Alors qu’Ashkelon attend l’argent de l’État, le Commandement intérieur de l’armée israélienne a prévu, pour sa part, d’utiliser tous les fonds susceptibles d’être à sa disposition. Une partie servira à examiner et à réparer environ un millier d’abris anti-aériens communautaires privés dans la ville, précise un responsable.

Un pompier israélien éteint un véhicule en feu après qu’une roquette lancée depuis la bande de Gaza, dirigée par le Hamas, a frappé la ville d’Ashkelon, dans le sud d’Israël, le 11 mai 2021. (Crédit : (JACK GUEZ / AFP)

Une autre enveloppe sera aussi destinée à soutenir un programme-pilote annoncé, le mois dernier, dans le cadre de l’exercice « Résilience nationale ». Il consistera à renforcer les cages d’escaliers dans les plus vieux immeubles d’appartements de la ville à l’aide de béton armé. Un responsable a expliqué que cette initiative était intéressante au niveau économique dans la mesure où de tels travaux entrepris dans un bâtiment coûteront 30 000 shekels contre 150 000 shekels s’agissant de la construction d’un nouvel abri anti-aérien. Les cages d’escaliers sont considérées comme l’endroit le plus sécurisé dans les immeubles d’appartements qui ne disposent pas d’un abri, et les résidents sont sommés de s’y rendre rapidement en cas d’attaque au missile.

Si ce programme-pilote d’Ashkelon fait ses preuves, alors il pourra être étendu à d’autres bâtiments vulnérables de tout le pays, a continué le responsable.

Les enquêtes menées par le Commandement intérieur établissent que la majorité des blessés, voire des morts, pendant les tirs de roquettes ont lieu au moment où les victimes se rendent à l’abri anti-aérien, ce qui laisse penser que des cages d’escaliers sécurisées – qui sont accessibles rapidement depuis les appartements – pourraient significativement renforcer la protection.
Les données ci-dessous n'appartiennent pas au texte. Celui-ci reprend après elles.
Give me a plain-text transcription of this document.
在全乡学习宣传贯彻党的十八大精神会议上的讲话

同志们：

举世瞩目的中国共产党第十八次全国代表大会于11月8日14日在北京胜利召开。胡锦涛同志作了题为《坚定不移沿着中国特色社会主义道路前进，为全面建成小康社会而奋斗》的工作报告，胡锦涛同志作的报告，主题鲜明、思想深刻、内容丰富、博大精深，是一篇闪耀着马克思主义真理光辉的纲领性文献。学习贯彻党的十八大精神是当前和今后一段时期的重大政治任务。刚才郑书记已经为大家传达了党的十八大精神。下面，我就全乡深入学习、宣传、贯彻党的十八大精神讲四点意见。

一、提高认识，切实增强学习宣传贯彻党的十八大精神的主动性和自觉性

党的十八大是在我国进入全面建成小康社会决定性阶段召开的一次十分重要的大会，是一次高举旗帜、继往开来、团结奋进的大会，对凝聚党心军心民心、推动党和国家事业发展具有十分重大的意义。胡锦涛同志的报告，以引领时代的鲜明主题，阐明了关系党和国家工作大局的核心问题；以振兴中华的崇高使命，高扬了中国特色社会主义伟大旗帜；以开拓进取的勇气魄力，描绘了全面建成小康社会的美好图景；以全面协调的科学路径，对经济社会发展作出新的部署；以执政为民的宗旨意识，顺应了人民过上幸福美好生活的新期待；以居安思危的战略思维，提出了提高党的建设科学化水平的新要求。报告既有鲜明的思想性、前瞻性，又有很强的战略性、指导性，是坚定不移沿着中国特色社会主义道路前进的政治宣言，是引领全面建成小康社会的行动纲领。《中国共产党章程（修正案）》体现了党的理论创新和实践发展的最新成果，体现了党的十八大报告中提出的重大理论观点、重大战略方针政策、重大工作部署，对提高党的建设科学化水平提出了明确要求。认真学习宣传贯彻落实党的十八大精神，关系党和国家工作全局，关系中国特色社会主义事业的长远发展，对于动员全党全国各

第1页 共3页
Le maire d’Ashkelon Tomer Glam (Autorisation)

Glam a expliqué que sa ville était prête à soutenir le gouvernement – indépendamment des mesures qu’il sera amené à approuver – dans ses initiatives visant à tenter de mettre un terme aux tirs de roquettes de Gaza, ajoutant qu’il devait néanmoins obtenir les budgets nécessaires à la protection de la population de la ville.

« Donnez-nous les moyens de rester résilients », recommande-t-il avec vivacité.
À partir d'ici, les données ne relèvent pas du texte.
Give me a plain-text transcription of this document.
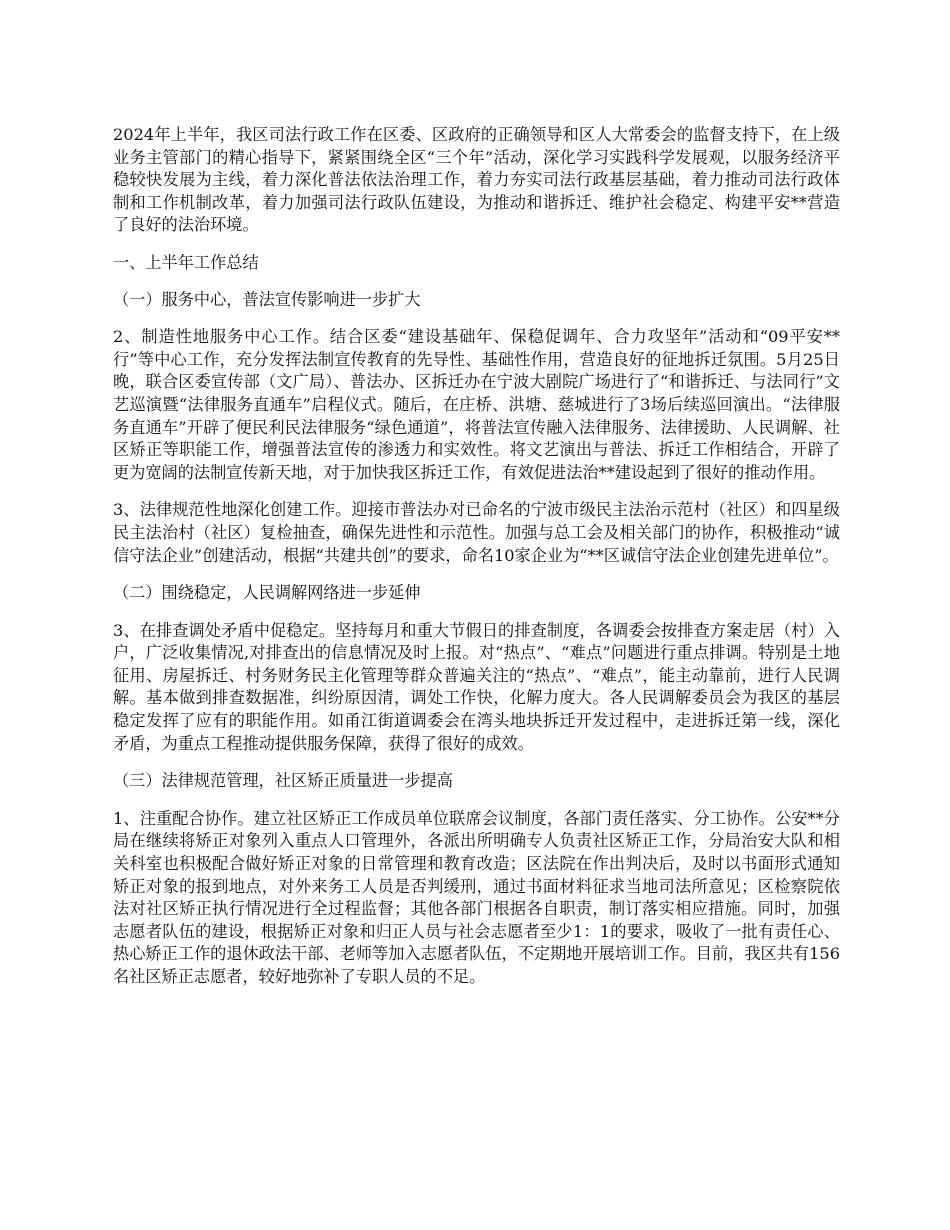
2024年上半年，我区司法行政工作在区委、区政府的正确领导和区人大常委会的监督支持下，在上级业务主管部门的精心指导下，紧紧围绕全区“三个年”活动，深化学习实践科学发展观，以服务经济平稳较快发展为主线，着力深化普法依法治理工作，着力夯实司法行政基层基础，着力推动司法行政体制和工作机制改革，着力加强司法行政队伍建设，为推动和谐拆迁、维护社会稳定、构建平安**营造了良好的法治环境。

一、上半年工作总结

（一）服务中心，普法宣传影响进一步扩大

2、制造性地服务中心工作。结合区委“建设基础年、保稳促调年、合力攻坚年”活动和“09平安**行”等中心工作，充分发挥法制宣传教育的先导性、基础性作用，营造良好的征地拆迁氛围。5月25日晚，联合区委宣传部（文广局）、普法办、区拆迁办在宁波大剧院广场进行了“和谐拆迁、与法同行”文艺巡演暨“法律服务直通车”启程仪式。随后，在庄桥、洪塘、慈城进行了3场后续巡回演出。“法律服务直通车”开辟了便民利民法律服务“绿色通道”，将普法宣传融入法律服务、法律援助、人民调解、社区矫正等职能工作，增强普法宣传的渗透力和实效性。将文艺演出与普法、拆迁工作相结合，开辟了更为宽阔的法制宣传新天地，对于加快我区拆迁工作，有效促进法治**建设起到了很好的推动作用。

3、法律规范性地深化创建工作。迎接市普法办对已命名的宁波市级民主法治示范村（社区）和四星级民主法治村（社区）复检抽查，确保先进性和示范性。加强与总工会及相关部门的协作，积极推动“诚信守法企业”创建活动，根据“共建共创”的要求，命名10家企业为“**区诚信守法企业创建先进单位”。

（二）围绕稳定，人民调解网络进一步延伸

3、在排查调处矛盾中促稳定。坚持每月和重大节假日的排查制度，各调委会按排查方案走居（村）入户，广泛收集情况,对排查出的信息情况及时上报。对“热点”、“难点”问题进行重点排调。特别是土地征用、房屋拆迁、村务财务民主化管理等群众普遍关注的“热点”、“难点”，能主动靠前，进行人民调解。基本做到排查数据准，纠纷原因清，调处工作快，化解力度大。各人民调解委员会为我区的基层稳定发挥了应有的职能作用。如甬江街道调委会在湾头地块拆迁开发过程中，走进拆迁第一线，深化矛盾，为重点工程推动提供服务保障，获得了很好的成效。

（三）法律规范管理，社区矫正质量进一步提高

1、注重配合协作。建立社区矫正工作成员单位联席会议制度，各部门责任落实、分工协作。公安**分局在继续将矫正对象列入重点人口管理外，各派出所明确专人负责社区矫正工作，分局治安大队和相关科室也积极配合做好矫正对象的日常管理和教育改造；区法院在作出判决后，及时以书面形式通知矫正对象的报到地点，对外来务工人员是否判缓刑，通过书面材料征求当地司法所意见；区检察院依法对社区矫正执行情况进行全过程监督；其他各部门根据各自职责，制订落实相应措施。同时，加强志愿者队伍的建设，根据矫正对象和归正人员与社会志愿者至少1：1的要求，吸收了一批有责任心、热心矫正工作的退休政法干部、老师等加入志愿者队伍，不定期地开展培训工作。目前，我区共有156名社区矫正志愿者，较好地弥补了专职人员的不足。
« Donnez-nous les ressources nécessaires pour résoudre le problème des abris anti-aériens inappropriés que nous connaissons depuis des décennies. Apportez-nous la paix de l’esprit, en nous donnant la certitude que nous disposons bien des fonds nécessaires pour soigner les traumatismes des enfants et les autres habitants en état de choc. Et nous vous apporterons tout le soutien possible pour mettre définitivement un terme aux menaces de roquettes de Gaza ».

Les habitants d’Ashkelon « savaient ce qui les attendaient quand ils se sont installés ici et nous sommes heureux d’y être », dit Dani Bodek. « Mais le choc est là, encore et encore, après chaque opération ».